Nearly 50GW of US coal power capacity will be unable to compete with renewables by 2024, according to analysis from US investment giant Morgan Stanley, which advises more than a dozen utilities to prepare to retire coal plants and replace them with cheaper renewables projects.
"We compared the costs of operating each coal plant against our state-by-state forecasts of renewables costs across 13 stocks and identified 47,000MW of coal capacity that will become more expensive than renewables by 2024," Morgan Stanley analysts write in the report.
"We estimate this represents a capex opportunity of $64bn and earnings accretion for the stocks we cover of up to 14 per cent in 2025."

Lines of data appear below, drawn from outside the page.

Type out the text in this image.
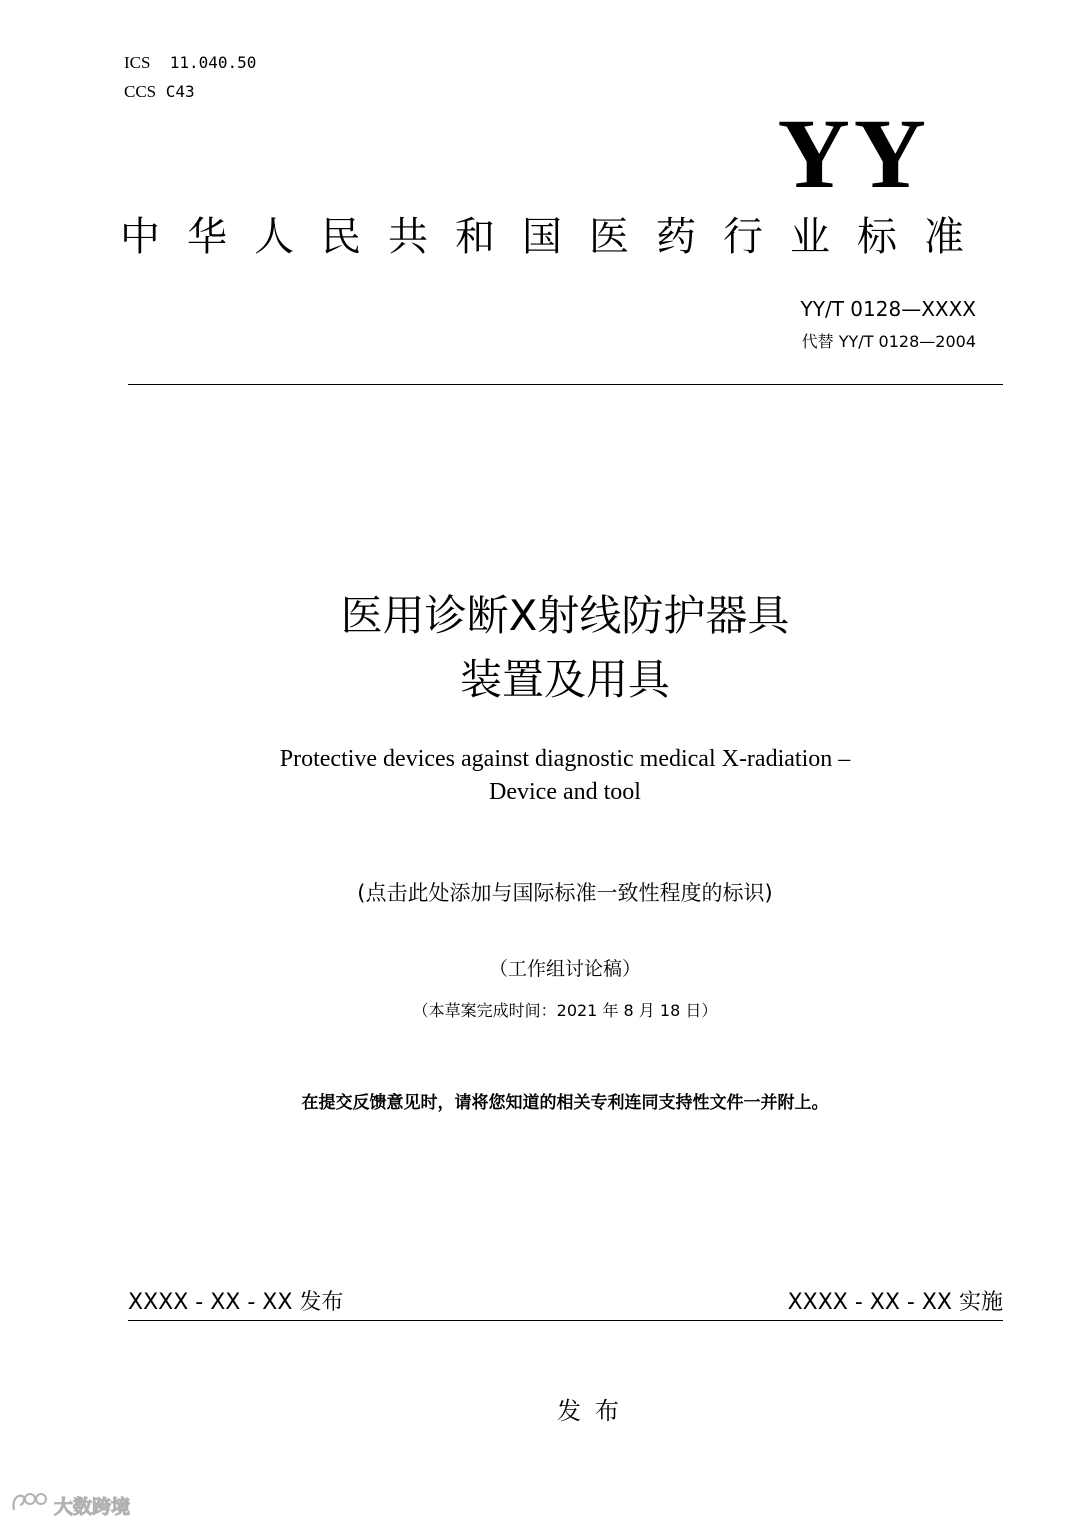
ICS 11.040.50
CCS C43
YY
中华人民共和国医药行业标准
YY/T 0128—XXXX
代替 YY/T 0128—2004
医用诊断X射线防护器具
装置及用具
Protective devices against diagnostic medical X-radiation –
Device and tool
(点击此处添加与国际标准一致性程度的标识)
（工作组讨论稿）
（本草案完成时间：2021 年 8 月 18 日）
在提交反馈意见时，请将您知道的相关专利连同支持性文件一并附上。
XXXX - XX - XX 发布	XXXX - XX - XX 实施
发布
大数跨境
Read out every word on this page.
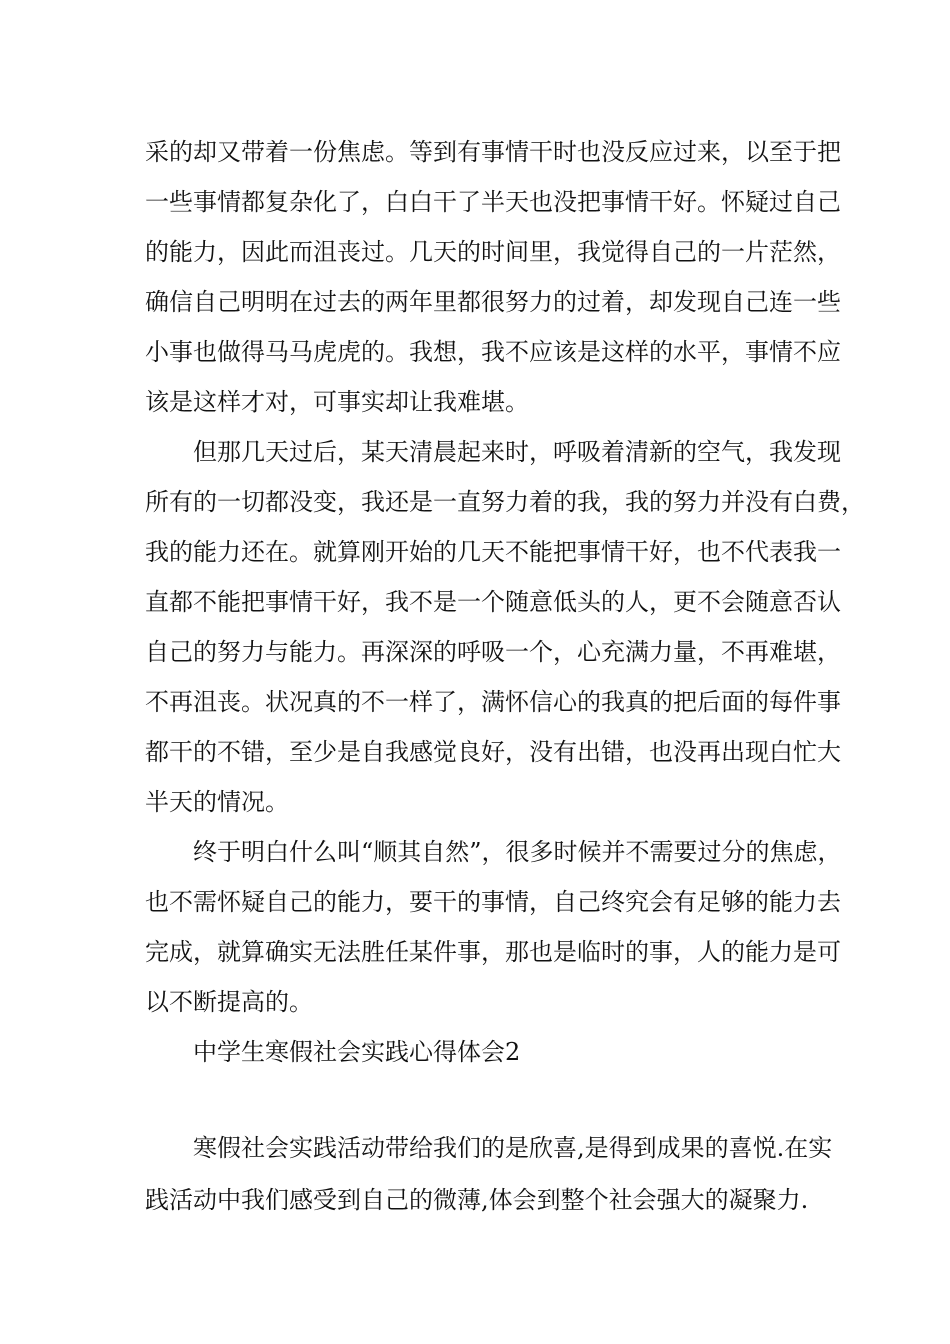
采的却又带着一份焦虑。等到有事情干时也没反应过来，以至于把
一些事情都复杂化了，白白干了半天也没把事情干好。怀疑过自己
的能力，因此而沮丧过。几天的时间里，我觉得自己的一片茫然，
确信自己明明在过去的两年里都很努力的过着，却发现自己连一些
小事也做得马马虎虎的。我想，我不应该是这样的水平，事情不应
该是这样才对，可事实却让我难堪。
但那几天过后，某天清晨起来时，呼吸着清新的空气，我发现
所有的一切都没变，我还是一直努力着的我，我的努力并没有白费，
我的能力还在。就算刚开始的几天不能把事情干好，也不代表我一
直都不能把事情干好，我不是一个随意低头的人，更不会随意否认
自己的努力与能力。再深深的呼吸一个，心充满力量，不再难堪，
不再沮丧。状况真的不一样了，满怀信心的我真的把后面的每件事
都干的不错，至少是自我感觉良好，没有出错，也没再出现白忙大
半天的情况。
终于明白什么叫“顺其自然”，很多时候并不需要过分的焦虑，
也不需怀疑自己的能力，要干的事情，自己终究会有足够的能力去
完成，就算确实无法胜任某件事，那也是临时的事，人的能力是可
以不断提高的。
中学生寒假社会实践心得体会2
寒假社会实践活动带给我们的是欣喜,是得到成果的喜悦.在实
践活动中我们感受到自己的微薄,体会到整个社会强大的凝聚力.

The analysis provides further detail on forecasts contained in Part 1 of the report, published in December last year, in which the research firm said that between 70GW and 190GW of coal-fired generation is "economically at risk" from the deployment of "a second wave of renewables" in the US.
Morgan Stanley highlighted firms such as Ameren Corp, American Electric Power, Duke Energy Copy, and Pinncale West Capital Corp as best-placed to take advantage of the opportunities presented by a second wave of clean energy development that is likely to prove so cost competitive that it can replace coal power at scale, despite continued Republican hostility towards clean energy projects and President Trump's repeated pledges to revive the US coal industry.
Morgan Stanley's conclusions reflect the ongoing trend of rapidly falling renewable energy prices, with renewables already offering the cheapest source of electricity in many parts of the world.
The International Renewable Energy Agency's most recent annual assessment of clean power economics, published in May last year, estimated that over three-quarters of the onshore wind and four-fifths of the solar PV capacity due to be commissioned over the next year would produce power at lower prices than the cheapest new fossil fuel plants - and that global technology costs for renewable energy would continue to drop.
Concomitantly, the global capacity of renewable power is expected to expand by 50 per cent by 2024, adding an additional 1,200GW of power capacity - the equivalent of the installed capacity of the entire US economy - according to analysis from the International Energy Agency. Around 60 per cent of this growth is expected to come from solar alone and a quarter from onshore wind as the cost of the most mature renewable technologies continues to fall.